Invece di interrogarsi sul perché la concorrenza a un privato lo fa il pubblico anziché un altro privato, si guarda la cosa con compiacimento. Un altro po’ e quello di fare concorrenza ai privati diventerà la missione dell’azienda pubblica. Uno sgradevole dèjà vu, che ricorda l’IRI e la sua missione di investire al posto dei privati.
Analogo discorso quando il Ministro Visco giustifica l’operazione come prodromica al vero obbiettivo, la vendita di Enel, e accusa di mancare di visione strategica chi non sa vedere oltre l’operazione di oggi, e di commettere una sciocchezza chi perde tempo a suggerire modi alternativi di compierla. Non si dubita che questo sia l’obbiettivo del ministro ma sia consentito fare osservare che esso manca di precisione, di definizione e di certezza. Di precisione, perché il Ministro non dice se per “vendere” intende “perdere il controllo”; di definizione perché non dice quando l’operazione dovrebbe andare a termine; di certezza perché che sia in grado di realizzarlo è solo un augurio che gli rivolgiamo.
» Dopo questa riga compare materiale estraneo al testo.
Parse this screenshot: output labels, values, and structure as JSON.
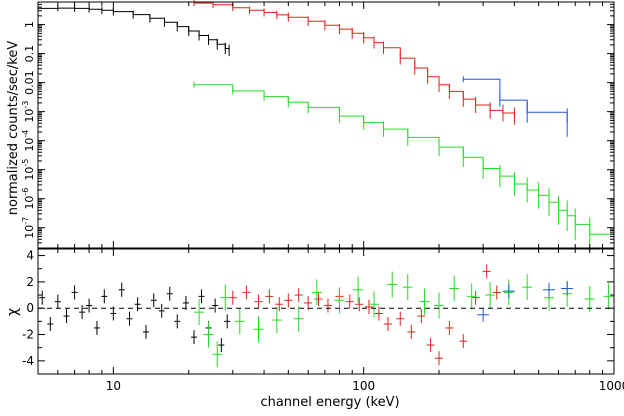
{
  "chart_data": [
    {
      "type": "line",
      "panel": "spectrum",
      "xlabel": "channel energy (keV)",
      "ylabel": "normalized counts/sec/keV",
      "x_scale": "log",
      "y_scale": "log",
      "xlim": [
        5,
        1000
      ],
      "ylim": [
        2e-08,
        6
      ],
      "y_ticks": [
        {
          "v": 1e-07,
          "label": "10^-7"
        },
        {
          "v": 1e-06,
          "label": "10^-6"
        },
        {
          "v": 1e-05,
          "label": "10^-5"
        },
        {
          "v": 0.0001,
          "label": "10^-4"
        },
        {
          "v": 0.001,
          "label": "10^-3"
        },
        {
          "v": 0.01,
          "label": "0.01"
        },
        {
          "v": 0.1,
          "label": "0.1"
        },
        {
          "v": 1,
          "label": "1"
        }
      ],
      "series": [
        {
          "color": "#000000",
          "x": [
            5.0,
            6.0,
            7.0,
            8.0,
            9.0,
            10.0,
            12.0,
            14.0,
            16.0,
            18.0,
            20.0,
            22.0,
            24.0,
            26.0,
            28.0,
            29.0
          ],
          "y": [
            3.6,
            3.7,
            3.6,
            3.4,
            3.1,
            2.8,
            2.2,
            1.65,
            1.2,
            0.85,
            0.6,
            0.42,
            0.3,
            0.21,
            0.15,
            0.13
          ]
        },
        {
          "color": "#dd2222",
          "x": [
            21,
            25,
            30,
            35,
            40,
            45,
            50,
            60,
            70,
            80,
            90,
            100,
            110,
            120,
            140,
            160,
            180,
            200,
            220,
            250,
            280,
            320,
            360,
            400
          ],
          "y": [
            5.5,
            4.8,
            3.8,
            3.1,
            2.6,
            2.15,
            1.8,
            1.3,
            0.95,
            0.7,
            0.5,
            0.35,
            0.24,
            0.16,
            0.07,
            0.032,
            0.016,
            0.0085,
            0.005,
            0.0027,
            0.0017,
            0.0011,
            0.0009,
            0.0007
          ]
        },
        {
          "color": "#22dd22",
          "x": [
            21,
            30,
            40,
            50,
            60,
            80,
            100,
            120,
            150,
            200,
            250,
            300,
            350,
            400,
            450,
            500,
            550,
            600,
            650,
            700,
            800,
            1000
          ],
          "y": [
            0.0085,
            0.0052,
            0.0033,
            0.0021,
            0.0014,
            0.0007,
            0.00042,
            0.00025,
            0.00013,
            6e-05,
            2.7e-05,
            1.1e-05,
            6e-06,
            3.2e-06,
            2e-06,
            1.3e-06,
            7.5e-07,
            4e-07,
            2.6e-07,
            1.3e-07,
            6e-08,
            3e-08
          ]
        },
        {
          "color": "#2255dd",
          "x": [
            250,
            350,
            450,
            650
          ],
          "y": [
            0.013,
            0.0025,
            0.00095,
            0.00042
          ]
        }
      ]
    },
    {
      "type": "scatter",
      "panel": "residuals",
      "xlabel": "channel energy (keV)",
      "ylabel": "χ",
      "x_scale": "log",
      "xlim": [
        5,
        1000
      ],
      "ylim": [
        -5,
        4.5
      ],
      "y_ticks": [
        -4,
        -2,
        0,
        2,
        4
      ],
      "x_ticks": [
        {
          "v": 10,
          "label": "10"
        },
        {
          "v": 100,
          "label": "100"
        },
        {
          "v": 1000,
          "label": "1000"
        }
      ],
      "zero_line": true,
      "series": [
        {
          "color": "#000000",
          "x": [
            5.2,
            5.6,
            6.0,
            6.5,
            7.0,
            7.5,
            8.0,
            8.6,
            9.2,
            10.0,
            10.8,
            11.6,
            12.5,
            13.5,
            14.5,
            15.6,
            16.8,
            18.0,
            19.5,
            21.0,
            22.5,
            24.0,
            25.5,
            27.0,
            28.5
          ],
          "y": [
            0.8,
            -1.2,
            0.5,
            -0.6,
            1.2,
            -0.3,
            0.2,
            -1.5,
            0.9,
            -0.4,
            1.4,
            -0.8,
            0.3,
            -1.8,
            0.6,
            -0.2,
            1.1,
            -1.0,
            0.4,
            -2.2,
            0.9,
            -1.5,
            0.2,
            -2.8,
            -1.0
          ]
        },
        {
          "color": "#dd2222",
          "x": [
            30,
            34,
            38,
            42,
            46,
            50,
            55,
            60,
            66,
            72,
            80,
            88,
            96,
            105,
            115,
            125,
            140,
            155,
            170,
            185,
            200,
            220,
            250,
            280,
            310,
            340
          ],
          "y": [
            0.8,
            1.2,
            0.5,
            0.9,
            0.3,
            0.6,
            1.0,
            0.4,
            0.7,
            0.2,
            0.9,
            0.5,
            0.3,
            0.1,
            -0.4,
            -1.2,
            -0.8,
            -1.8,
            -0.6,
            -2.8,
            -3.8,
            -1.5,
            -2.5,
            0.8,
            2.8,
            1.2
          ]
        },
        {
          "color": "#22dd22",
          "x": [
            22,
            24,
            26,
            28,
            32,
            38,
            45,
            55,
            65,
            80,
            95,
            110,
            130,
            150,
            175,
            200,
            230,
            270,
            320,
            380,
            450,
            550,
            650,
            800,
            950
          ],
          "y": [
            -0.3,
            -2.0,
            -3.5,
            0.8,
            -1.0,
            -1.6,
            -0.9,
            -0.8,
            1.2,
            0.6,
            1.4,
            0.3,
            1.8,
            1.6,
            0.5,
            0.2,
            1.5,
            0.9,
            1.0,
            1.2,
            1.6,
            0.8,
            1.1,
            0.7,
            0.9
          ]
        },
        {
          "color": "#2255dd",
          "x": [
            300,
            380,
            550,
            650
          ],
          "y": [
            -0.5,
            1.3,
            1.4,
            1.5
          ]
        }
      ]
    }
  ]
}
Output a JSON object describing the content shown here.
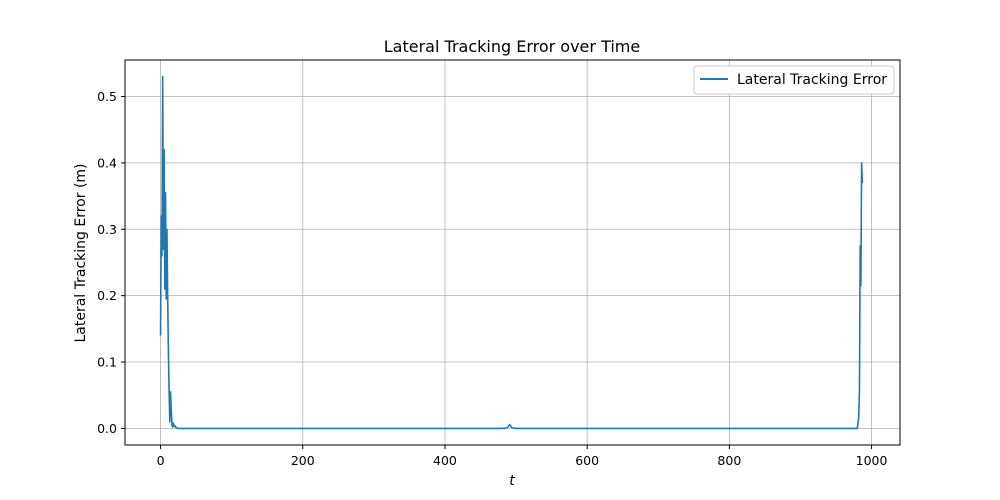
{
  "chart_data": {
    "type": "line",
    "title": "Lateral Tracking Error over Time",
    "xlabel": "t",
    "ylabel": "Lateral Tracking Error (m)",
    "xlim": [
      -50,
      1040
    ],
    "ylim": [
      -0.025,
      0.555
    ],
    "xticks": [
      0,
      200,
      400,
      600,
      800,
      1000
    ],
    "yticks": [
      0.0,
      0.1,
      0.2,
      0.3,
      0.4,
      0.5
    ],
    "xtick_labels": [
      "0",
      "200",
      "400",
      "600",
      "800",
      "1000"
    ],
    "ytick_labels": [
      "0.0",
      "0.1",
      "0.2",
      "0.3",
      "0.4",
      "0.5"
    ],
    "grid": true,
    "legend_position": "top-right",
    "series": [
      {
        "name": "Lateral Tracking Error",
        "color": "#1f77b4",
        "x": [
          0,
          1,
          2,
          3,
          4,
          5,
          6,
          7,
          8,
          9,
          10,
          11,
          12,
          13,
          14,
          15,
          16,
          17,
          18,
          19,
          20,
          22,
          25,
          30,
          40,
          100,
          200,
          300,
          400,
          480,
          488,
          491,
          494,
          500,
          600,
          700,
          800,
          900,
          970,
          980,
          982,
          983,
          984,
          985,
          986,
          987
        ],
        "y": [
          0.14,
          0.32,
          0.26,
          0.53,
          0.27,
          0.42,
          0.21,
          0.355,
          0.195,
          0.3,
          0.2,
          0.12,
          0.06,
          0.01,
          0.055,
          0.03,
          0.005,
          0.002,
          0.008,
          0.003,
          0.004,
          0.001,
          0.0,
          0.0,
          0.0,
          0.0,
          0.0,
          0.0,
          0.0,
          0.0,
          0.001,
          0.006,
          0.001,
          0.0,
          0.0,
          0.0,
          0.0,
          0.0,
          0.0,
          0.0,
          0.018,
          0.06,
          0.275,
          0.215,
          0.4,
          0.37
        ]
      }
    ]
  }
}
Nell’attesa, il mondo non si ferma: per un numero imprecisato ma non piccolo di anni, a modellare il mercato, a influenzare le decisioni degli imprenditori privati, a determinare chi inizierà imprese e chi farà investimenti, non sarà il desiderio di Visco ma la presenza dell’Enel: un’azienda di stato ma destinata a non essere tale; delle cui scelte strategiche risponde politicamente il Governo, ma che sono dettate da un vertice che dichiara seguire solo logiche privatistiche. Un’anomalia piantata per molti anni nel bel mezzo di un settore dove ogni giorni avvengono tanti fatti nuovi.
Ormai l’acquisto di Infostrada è stato deciso, di esso giudicheranno mercati e opinione pubblica. Ma la partita non è chiusa. In questi pochi mesi, il Governo ha ancora la possibilità di scegliere se vuole essere ricordato come un governo liberalizzatore, oppure captive del monopolista. Prima di tutto decida di non lasciare all’Enel i proventi della vendita delle GenCo, cosa che tra l’altro faciliterebbe la vendita di una seconda tranche di azioni Enel. E poi non lasci il solo Ministro Letta a tirare per accelerare la liberalizzazione del settore elettrico.
Anticipare la vendita delle Genco a prima della fine di questa legislatura, decidere subito di vendere altri 15.000 MW, far partire i siti per nuove centrali: queste cose sì che il Governo ha ancora il potere per farle. Basta volerlo.